A major factor behind the increase is the rising cost of fuel. The City said it has absorbed the impact of higher diesel prices since March 2026, shielding commuters from fare increases despite mounting operational costs. According to officials, this has cost the municipality approximately R9.1 million per month.
"No sector has been unaffected by the increasing costs of fuel as a result of the ongoing crisis in the Middle East. MyCiTi is no exception," said Councillor Rob Quintas, Mayoral Committee Member for Urban Mobility.
Despite the increases, the City maintains that MyCiTi remains one of the more affordable public transport options available, particularly for passengers who can travel outside peak hours. Lower fares apply before 06:45 and after 08:00 on weekday mornings, and before 16:15 and after 17:30 in the afternoons. Reduced fares are also available throughout weekends and on public holidays.
The City said it will continue monitoring fuel price fluctuations and may adjust fares in future should conditions allow.
Key Facts
- MyCiTi monthly pass price to rise by R500 to R1,500
- Fare increases vary from 32% to 45% depending on distance travelled
- New fares reflect the actual cost of operating the service
- Rising cost of fuel contributes to fare increases
- MyCiTi remains one of the more affordable public transport options
A pull quote from Councillor Rob Quintas:
"No sector has been unaffected by the increasing costs of fuel as a result of the ongoing crisis in the Middle East.

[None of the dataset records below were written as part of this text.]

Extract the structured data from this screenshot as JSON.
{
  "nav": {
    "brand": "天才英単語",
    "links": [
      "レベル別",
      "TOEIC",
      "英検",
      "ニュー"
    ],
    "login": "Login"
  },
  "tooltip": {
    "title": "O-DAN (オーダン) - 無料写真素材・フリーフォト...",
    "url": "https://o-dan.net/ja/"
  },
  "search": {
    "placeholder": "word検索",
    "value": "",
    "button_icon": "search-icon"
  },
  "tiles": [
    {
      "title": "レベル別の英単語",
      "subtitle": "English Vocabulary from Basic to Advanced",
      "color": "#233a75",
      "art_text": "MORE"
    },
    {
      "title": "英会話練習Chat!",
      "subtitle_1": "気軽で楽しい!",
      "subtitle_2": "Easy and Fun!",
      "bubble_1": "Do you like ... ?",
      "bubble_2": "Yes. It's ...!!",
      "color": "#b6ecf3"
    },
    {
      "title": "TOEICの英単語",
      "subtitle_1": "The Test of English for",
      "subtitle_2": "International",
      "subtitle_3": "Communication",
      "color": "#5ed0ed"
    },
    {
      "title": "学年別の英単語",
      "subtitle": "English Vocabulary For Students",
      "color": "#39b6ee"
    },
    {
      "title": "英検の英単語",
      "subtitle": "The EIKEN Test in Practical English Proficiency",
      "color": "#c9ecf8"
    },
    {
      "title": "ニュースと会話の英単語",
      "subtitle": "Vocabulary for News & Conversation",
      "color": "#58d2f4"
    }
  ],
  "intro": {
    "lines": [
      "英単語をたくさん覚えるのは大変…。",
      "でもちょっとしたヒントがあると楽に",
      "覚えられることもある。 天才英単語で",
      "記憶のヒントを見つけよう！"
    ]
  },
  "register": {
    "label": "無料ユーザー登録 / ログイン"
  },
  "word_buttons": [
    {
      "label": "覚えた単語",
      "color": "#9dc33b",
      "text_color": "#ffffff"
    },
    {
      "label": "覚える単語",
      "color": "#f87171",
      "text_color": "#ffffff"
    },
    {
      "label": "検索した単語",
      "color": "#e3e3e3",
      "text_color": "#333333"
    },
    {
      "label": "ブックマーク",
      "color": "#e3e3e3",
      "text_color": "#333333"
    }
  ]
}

MyCiTi is no exception."
This development is significant for commuters in Cape Town who are already facing rising living costs. The impact on low-income households and students who rely heavily on public transport remains to be seen.
The proposed fare hikes are subject to approval by the City's draft budget by Council on 29 June 2026. If approved, commuters can expect to see the fare increases from 1 July 2026.
The City of Cape Town's Urban Mobility Directorate aims to ensure the long-term sustainability of MyCiTi by adjusting the fares. This move will help the service to operate effectively in the face of increasing fuel costs.
South African Context
Cape Town's commuters are not the only ones facing rising transport costs. Johannesburg and Durban residents are also dealing with increased fares on their public transportation services.
The rising cost of fuel is a major contributing factor to the fare increases. This is not a new issue for South Africa, as the country has been experiencing fuel price volatility in recent years.
The impact of the fare hike on commuters of different income levels will be felt across the city. While the City maintains that MyCiTi is still an affordable option, the increase in fares will put additional pressure on low-income households and students.